Mr. Obama said the representative, who White House officials said would probably be chosen by Secretary of State Hillary Rodham Clinton in the next few days, would determine how the United States could help the Libyan opposition.

The move is significant because although the United States has not formally recognized the rebels as legitimate representatives of the Libyan people, the appointment of a special representative is bound to be interpreted as a move toward de facto recognition.

France was the first country to recognize the Libyan National Council, the rebels’ shadow government, as the representative of the Libyan people on Thursday, after a meeting between President Nicolas Sarkozy and two representatives of the movement, which has its headquarters in Benghazi, Libya.

At the news conference on Friday where Mr. Obama announced the move toward engagement with the rebels, he said the international community was “tightening the noose” on Colonel Qaddafi through sanctions and other actions.

He said he was considering a no-flight zone, but administration officials continued to indicate privately that the situation in Libya would have to get much worse before Mr. Obama would risk the lives of American pilots to take out Libya’s air-defense systems.

“I have not taken any options off the table,” Mr. Obama said. But “when it comes to U.S. military action, whether it’s a no-fly zone or other options, you’ve got to balance costs versus benefits, and I don’t take those decisions lightly.”

Separately, the Treasury Department announced additional sanctions on Colonel Qaddafi’s family and high-ranking members of his government, including Abu Zayd Umar Dorda, the director of Libya’s external security organization, and Abdullah al-Senussi, the chief of military intelligence. Mr. Senussi, the Treasury Department said in a statement, “organized mass killings in Benghazi” and is “allegedly responsible for the deaths of 1,200 Islamists in Abu Selim prison.”

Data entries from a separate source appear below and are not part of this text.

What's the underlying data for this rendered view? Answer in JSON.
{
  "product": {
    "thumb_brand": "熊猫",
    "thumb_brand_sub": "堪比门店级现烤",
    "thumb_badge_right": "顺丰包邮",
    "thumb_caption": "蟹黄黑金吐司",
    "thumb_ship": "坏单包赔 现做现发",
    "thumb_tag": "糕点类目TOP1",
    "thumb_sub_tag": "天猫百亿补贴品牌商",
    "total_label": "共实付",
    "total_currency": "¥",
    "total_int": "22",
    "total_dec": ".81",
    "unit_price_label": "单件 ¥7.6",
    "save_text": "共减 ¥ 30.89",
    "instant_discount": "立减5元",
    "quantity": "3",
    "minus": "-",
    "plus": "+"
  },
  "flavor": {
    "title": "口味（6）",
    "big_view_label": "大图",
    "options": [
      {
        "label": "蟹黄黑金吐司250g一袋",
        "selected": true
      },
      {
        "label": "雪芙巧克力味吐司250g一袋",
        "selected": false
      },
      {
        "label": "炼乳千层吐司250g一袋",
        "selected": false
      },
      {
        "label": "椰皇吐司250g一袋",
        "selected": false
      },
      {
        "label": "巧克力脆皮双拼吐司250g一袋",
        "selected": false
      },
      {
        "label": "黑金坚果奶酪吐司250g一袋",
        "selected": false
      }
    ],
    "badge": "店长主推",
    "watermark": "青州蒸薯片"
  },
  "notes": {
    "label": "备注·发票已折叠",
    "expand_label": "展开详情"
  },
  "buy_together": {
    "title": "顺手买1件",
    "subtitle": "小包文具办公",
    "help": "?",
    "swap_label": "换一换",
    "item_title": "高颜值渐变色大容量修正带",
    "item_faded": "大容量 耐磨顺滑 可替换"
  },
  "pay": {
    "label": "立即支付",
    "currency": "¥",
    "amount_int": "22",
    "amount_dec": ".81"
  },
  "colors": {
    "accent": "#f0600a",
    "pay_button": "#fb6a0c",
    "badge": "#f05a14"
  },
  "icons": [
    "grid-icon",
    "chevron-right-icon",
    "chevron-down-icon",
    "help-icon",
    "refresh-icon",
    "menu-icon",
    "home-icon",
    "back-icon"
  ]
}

The Treasury Department also froze the American assets of Defense Minister Abu Bakr Yunis Jabir and Matuq Muhammad Matuq, the secretary general of the People’s Committee for Public Works.
Colonel Qaddafi’s wife and more of his children were also added to the list. Two weeks ago, the United States froze the assets of Colonel Qaddafi and four of his sons, but did not single out other Libyan officials. So far, Treasury officials said, the United States has frozen $32 billion in Libyan government assets.

David Cohen, acting under secretary for terrorism and financial intelligence, said that the moves on Friday “should send a strong signal to those responsible for the violence inflicted by Qaddafi and his government that the United States will continue steps to increase pressure and to hold them accountable.”